When it comes to marketing techniques, some classic food logos stand out in my mind, like the Quaker Oats colonial man, the golden arches of McDonald’s, and the bolded white letters of Oreo. However, there are some food logos going beyond using visually catchy colors and text styles. Here is a list of some well-known food brands with hidden (and not-so-hidden) designs that are truly brilliant.

Tostitos

logos

Photo by Katie Walsh

This one is my favorite. Look at the two Ts in the middle of the bag—there are two figures sharing chips and dip together. This makes me want to become geometric and join them.

Baskin Robbins

logos

Photo courtesy of BaskinRobbins.com

Focus on the pink. Do you see the number 31? The 31 stands for the founders want for their customers to try a new flavor for every day of the month.

Toblerone

logos

Photo courtesy of stocklogos.com

Toblerone is a company from Zermatt, Switzerland, home to the Matterhorn Mountain and also known as the “City of Bears.” There is a cute little bear hidden in the mountain to represent this.

Milky Way

logos

Photo courtesy of wikipedia.org

I don’t know if you’ve noticed, but the light brown swirls look very similar to the Milky Way galaxy. Who knew candy could be so astronomical?

Hershey’s Kisses

logos

Photo courtesy of hershey.com

Turn your head to the left. Now look between the K and the I. There is an extra Kiss there, just for you.

Twix

logos

Photo courtesy of wikipedia.org

This is to update you on the new Twix logo. In the dot of the I, there are two little Twix bars.

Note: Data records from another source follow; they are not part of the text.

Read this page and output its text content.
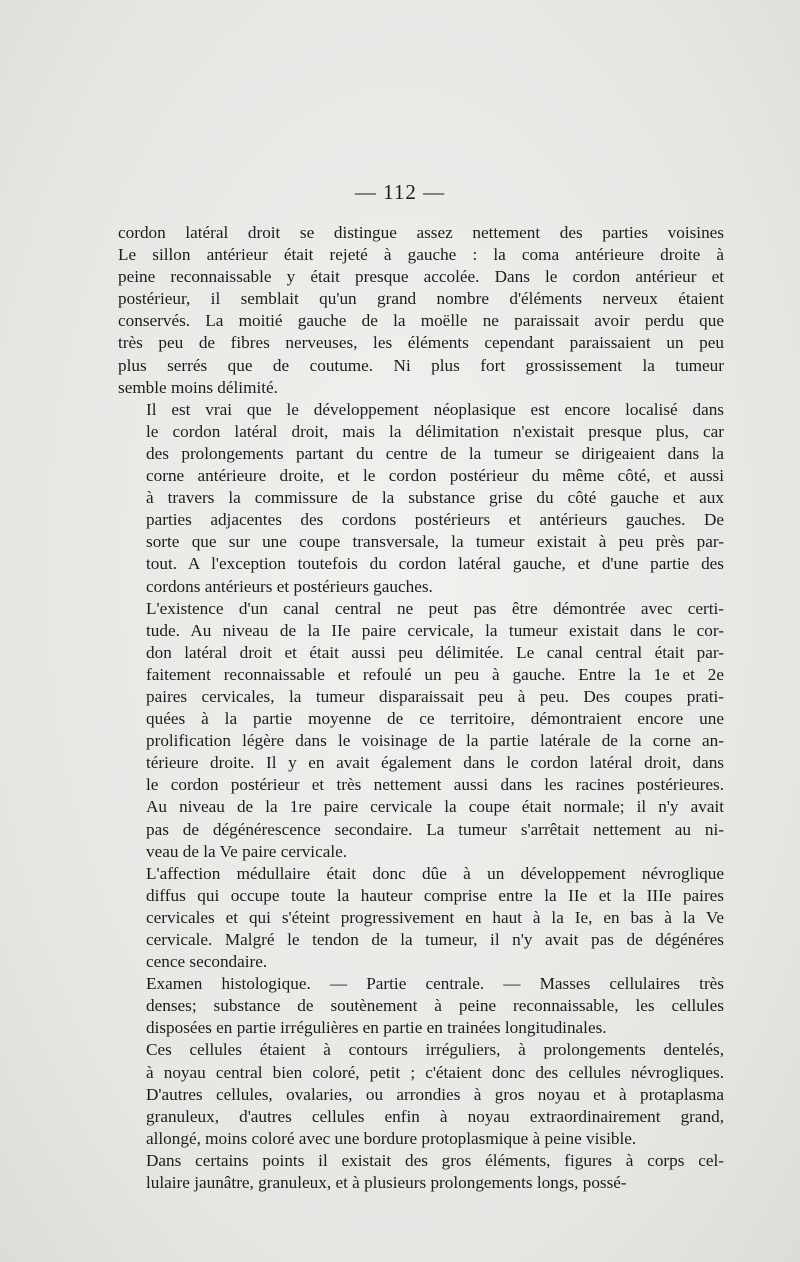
— 112 —

cordon latéral droit se distingue assez nettement des parties voisines
Le sillon antérieur était rejeté à gauche : la coma antérieure droite à
peine reconnaissable y était presque accolée. Dans le cordon antérieur et
postérieur, il semblait qu'un grand nombre d'éléments nerveux étaient
conservés. La moitié gauche de la moëlle ne paraissait avoir perdu que
très peu de fibres nerveuses, les éléments cependant paraissaient un peu
plus serrés que de coutume. Ni plus fort grossissement la tumeur
semble moins délimité.

Il est vrai que le développement néoplasique est encore localisé dans
le cordon latéral droit, mais la délimitation n'existait presque plus, car
des prolongements partant du centre de la tumeur se dirigeaient dans la
corne antérieure droite, et le cordon postérieur du même côté, et aussi
à travers la commissure de la substance grise du côté gauche et aux
parties adjacentes des cordons postérieurs et antérieurs gauches. De
sorte que sur une coupe transversale, la tumeur existait à peu près par-
tout. A l'exception toutefois du cordon latéral gauche, et d'une partie des
cordons antérieurs et postérieurs gauches.

L'existence d'un canal central ne peut pas être démontrée avec certi-
tude. Au niveau de la IIe paire cervicale, la tumeur existait dans le cor-
don latéral droit et était aussi peu délimitée. Le canal central était par-
faitement reconnaissable et refoulé un peu à gauche. Entre la 1e et 2e
paires cervicales, la tumeur disparaissait peu à peu. Des coupes prati-
quées à la partie moyenne de ce territoire, démontraient encore une
prolification légère dans le voisinage de la partie latérale de la corne an-
térieure droite. Il y en avait également dans le cordon latéral droit, dans
le cordon postérieur et très nettement aussi dans les racines postérieures.
Au niveau de la 1re paire cervicale la coupe était normale; il n'y avait
pas de dégénérescence secondaire. La tumeur s'arrêtait nettement au ni-
veau de la Ve paire cervicale.

L'affection médullaire était donc dûe à un développement névroglique
diffus qui occupe toute la hauteur comprise entre la IIe et la IIIe paires
cervicales et qui s'éteint progressivement en haut à la Ie, en bas à la Ve
cervicale. Malgré le tendon de la tumeur, il n'y avait pas de dégénéres
cence secondaire.

Examen histologique. — Partie centrale. — Masses cellulaires très
denses; substance de soutènement à peine reconnaissable, les cellules
disposées en partie irrégulières en partie en trainées longitudinales.

Ces cellules étaient à contours irréguliers, à prolongements dentelés,
à noyau central bien coloré, petit ; c'étaient donc des cellules névrogliques.
D'autres cellules, ovalaries, ou arrondies à gros noyau et à protaplasma
granuleux, d'autres cellules enfin à noyau extraordinairement grand,
allongé, moins coloré avec une bordure protoplasmique à peine visible.

Dans certains points il existait des gros éléments, figures à corps cel-
lulaire jaunâtre, granuleux, et à plusieurs prolongements longs, possé-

This new packaging goes along with the company’s left Twix/right Twix campaign, but to me, they look like chromosomes in metaphase (#science).

Krackel

logos

Photo courtesy of wikipedia.org

I’ll be honest—I never noticed this one because I’m usually focused on getting chocolate in my mouth, but I was fascinated when I realized this. Did you notice there is a thin crack across the middle of the entire logo?

3 Musketeers

logos

Photo courtesy of wikipedia.org

Another hidden/not-so-hidden logo here. The 3 is on top of a blue shield, paying homage to the legendary Three Musketeers sword play. You’ll win, too, with this candy bar.

Orbit

logos

Photo courtesy of orbit.com

As you can see, the O is half dark and half light. Putting two and two together with the word “orbit,” it becomes clear that the logo symbolizes the day and night of Earth’s orbit around the sun.

Eclipse

logos

Photo courtesy of truthinadvertising.org

Okay, last scientific logo, I promise. First, focus on the dark circle in the middle of the package, and then look around the circle at the streaks of light. Yup, you got it, this logo is showing a solar eclipse. I love science and gum.

Burger King

logos

Photo courtesy of burgerking.com

The words “Burger King” are smack dab in the middle of two buns. Next time you’re driving down the highway and see the huge Burger King sign, you’ll also see that there is a hamburger floating in the air.

Subway

logos

Photo courtesy of wikipedia.com

This is one of the world’s most popular and instantly recognizable logos. While you are waiting in line for a sandwich/sub/hoagie/whatever you like to call them, take notice of the first letter and the last letter, which feature arrows. These symbolize the entrance and exit of a subway.

Jack In The Box

logos

Photo courtesy of 11points.com

Although their logo has since been updated, the last Jack in the Box logo had a hard-to-miss hidden symbol. Whether a religious connotation, a different meaning, or not intended at all, it’s easy to see a fish is made with the O and X.

Wendy’s

logos

Photo courtesy of wendys.com

In the collar of the Wendy’s girl, the word “mom” is spelled out. I don’t think this was intentional, but moms are the best, so I’m liking this fashion choice.

Coca-Cola

logos

Photo courtesy of creativity-online.com

Between the O and I, a white cross is created that is very similar to the flag of Denmark. This was an accidental coincidence by Coca-Cola, but a great marketing scheme in Denmark.

No Kid Hungry

logos

Photo courtesy of nokidhungry.org

This is a great cause and a great logo. Depending on how you see it, there are two pictures within the one logo. The apple core creates the the silhouette of a baby face on the right, and an older person’s face to the left. Pretty neat, huh?